Pip let the curtain fall again and got back into bed. The duvet had betrayed her and lost all the body heat she’d filled it with. She shivered under it again, watching the clock on her phone tick through 3:00 a.m. and onwards.

When the wind howled and rattled her window and Pip’s heart jumped to her throat she threw the duvet off and climbed out again. But this time she tiptoed across the landing and pushed open the door into Josh’s room. He was sound asleep, his peaceful face lit up by his cool blue star nightlight.

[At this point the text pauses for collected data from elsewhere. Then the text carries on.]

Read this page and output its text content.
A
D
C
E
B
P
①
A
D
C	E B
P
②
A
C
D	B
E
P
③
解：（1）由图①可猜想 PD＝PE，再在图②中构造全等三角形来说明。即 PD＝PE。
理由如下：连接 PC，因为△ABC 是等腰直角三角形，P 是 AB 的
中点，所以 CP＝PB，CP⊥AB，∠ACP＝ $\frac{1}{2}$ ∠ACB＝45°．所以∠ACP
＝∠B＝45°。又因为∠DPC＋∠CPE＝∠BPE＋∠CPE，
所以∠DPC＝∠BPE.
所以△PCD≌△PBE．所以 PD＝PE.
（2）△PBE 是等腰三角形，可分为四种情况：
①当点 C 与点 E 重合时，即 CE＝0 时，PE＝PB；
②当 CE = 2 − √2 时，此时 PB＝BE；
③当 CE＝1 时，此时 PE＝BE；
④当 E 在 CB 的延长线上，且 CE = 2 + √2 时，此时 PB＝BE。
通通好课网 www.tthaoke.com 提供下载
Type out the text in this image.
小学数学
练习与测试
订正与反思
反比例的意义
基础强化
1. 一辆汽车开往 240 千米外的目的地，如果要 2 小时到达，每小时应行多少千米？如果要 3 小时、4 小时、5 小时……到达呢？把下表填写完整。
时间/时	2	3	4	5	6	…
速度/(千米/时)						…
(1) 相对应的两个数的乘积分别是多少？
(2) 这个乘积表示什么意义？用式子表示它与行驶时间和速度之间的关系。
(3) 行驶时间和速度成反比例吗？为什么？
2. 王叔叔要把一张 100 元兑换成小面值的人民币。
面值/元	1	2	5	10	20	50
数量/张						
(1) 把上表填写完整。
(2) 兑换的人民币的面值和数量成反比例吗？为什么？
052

Pip crept over to the foot of his bed. She climbed up and crawled over to the pillow end, avoiding the sleeping lump of her brother. He didn’t wake but moaned a little when she flicked his duvet over herself. It was so warm inside. And Josh would be safe, if she was here to watch him.

She lay there, listening to his deep breaths, letting her brother’s sleep-heat thaw her. Her eyes crossed and tripped over each other as she stared ahead, transfixed by the soft blue light of spinning stars.





Thirty



‘Naomi’s been a bit jumpy since . . . you know,’ Cara said, walking Pip down the corridor to her locker. There was still something awkward between them, a solid thing only just starting to melt around the edges, though they both pretended it wasn’t there.